Gh’est U enens de Henan qui le fait procurât
Et qui de faire pais mult grant semblant mostrat

(J. des Preis, Geste de Liege, 12044, Chr. belg.)

— Par semblant, à ce qu’on voit, à ce qu’il semble, en apparence :

Trop leidemant le demenez.
Aussi le menez par sanblant
Coq s’il estoit repris anblant.

(Chrest., Erec, 4108, Foerster.)

Tybers se tourne, si s’arreste ;
Vers Renart a torné la teste,
Ses ongles va fort aguisant.
Bien s’appareille, par samblant,
Que forment se vouldra deffendre,
Se Renart li veult le doi tendre.

(Ren., Br. XV, 29, Martin.)

Or dit l’istoire que en icelle chambre, comme ou milieu, avoit ung pillier gros, large et espes par samblant, le quel estoit si ingénieusement fait et proprement qu’il estoit tout creux et vuide. (Garin de Monglane, ap.

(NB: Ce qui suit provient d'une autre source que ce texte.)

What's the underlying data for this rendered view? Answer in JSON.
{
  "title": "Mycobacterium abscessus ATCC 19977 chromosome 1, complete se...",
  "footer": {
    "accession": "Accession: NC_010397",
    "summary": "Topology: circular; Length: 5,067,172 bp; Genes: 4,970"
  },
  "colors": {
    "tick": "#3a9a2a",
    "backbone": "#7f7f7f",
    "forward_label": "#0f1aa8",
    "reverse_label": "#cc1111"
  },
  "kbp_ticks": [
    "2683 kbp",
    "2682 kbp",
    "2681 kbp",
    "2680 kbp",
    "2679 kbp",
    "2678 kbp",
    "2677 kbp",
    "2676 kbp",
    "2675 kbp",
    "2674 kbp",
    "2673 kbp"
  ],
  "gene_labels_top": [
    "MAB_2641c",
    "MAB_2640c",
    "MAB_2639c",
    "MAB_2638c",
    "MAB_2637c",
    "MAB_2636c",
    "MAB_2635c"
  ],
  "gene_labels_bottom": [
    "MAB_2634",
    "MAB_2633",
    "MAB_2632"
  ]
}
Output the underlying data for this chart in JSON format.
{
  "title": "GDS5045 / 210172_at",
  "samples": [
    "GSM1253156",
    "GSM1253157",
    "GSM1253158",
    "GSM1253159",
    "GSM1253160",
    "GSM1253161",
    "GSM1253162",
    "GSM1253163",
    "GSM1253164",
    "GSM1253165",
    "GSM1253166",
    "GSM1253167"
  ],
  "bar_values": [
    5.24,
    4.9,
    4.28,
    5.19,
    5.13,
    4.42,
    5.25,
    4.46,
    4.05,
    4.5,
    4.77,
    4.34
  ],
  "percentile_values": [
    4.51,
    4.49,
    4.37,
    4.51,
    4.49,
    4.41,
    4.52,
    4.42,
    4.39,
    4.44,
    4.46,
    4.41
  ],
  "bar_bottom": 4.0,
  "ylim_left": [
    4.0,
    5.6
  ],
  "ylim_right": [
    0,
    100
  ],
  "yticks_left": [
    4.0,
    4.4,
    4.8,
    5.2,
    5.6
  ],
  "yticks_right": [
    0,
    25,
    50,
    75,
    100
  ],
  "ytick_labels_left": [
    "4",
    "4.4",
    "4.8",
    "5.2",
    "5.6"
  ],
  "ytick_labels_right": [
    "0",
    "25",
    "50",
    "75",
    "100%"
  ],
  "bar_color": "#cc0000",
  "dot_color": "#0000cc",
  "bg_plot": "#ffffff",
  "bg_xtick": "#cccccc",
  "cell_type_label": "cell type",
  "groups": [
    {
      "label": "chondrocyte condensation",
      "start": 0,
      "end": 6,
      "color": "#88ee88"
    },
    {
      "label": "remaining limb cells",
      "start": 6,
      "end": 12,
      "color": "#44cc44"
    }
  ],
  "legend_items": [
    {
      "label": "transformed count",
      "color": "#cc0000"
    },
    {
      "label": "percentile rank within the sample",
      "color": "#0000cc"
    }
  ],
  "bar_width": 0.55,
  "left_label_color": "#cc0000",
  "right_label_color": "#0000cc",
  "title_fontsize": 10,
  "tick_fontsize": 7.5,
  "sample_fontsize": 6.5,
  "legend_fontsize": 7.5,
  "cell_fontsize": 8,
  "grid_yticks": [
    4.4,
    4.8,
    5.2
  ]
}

Constans, Chrestom., p. 55, 2e éd.)

Celle grosse ville, ou bien par samblant avoit sept mil maisons. (Froiss., Chron., IV, 166, Luce.)

Quant li rois Jehans vei ces lettres, et il les eut oy lire, il fu plus pensieus que devant ; mais par samblant il n’en list nul compte. (Id., ib., IV, 181.)

Mains ilh ardoit par semblant. (J. d’Outrem., Myreur des hist., IV, 58, Chron. belg.)

Ledit duc et luy… s’entrefaisoient bonne chiere par semblant. (N. Gilles, Ann., II, fo 41 vo, éd. 1492.)

— Par semblant que, de sorte que :

Ilh allumoit chandelles, puis les stindoit, et faisoit nuit par semblant c’on ne veoit li une l’autre. (J. d’Outrem., Myreur des hyst., I, 238, Chron. belg.)

— A semblant, à ce qu’il semble :

En cel an fut veue .i. estoile en ciel, a clere jour flammant, et ardit del heure de thierche jusques a nonne ; et astoit a semblant a .ii. piez près de solea. (J, d’Outrem., Myreur des histors, IV, 302, Chron. belg.)

Canada, à mon semblant, à ce qu’il me semble, à mon avis.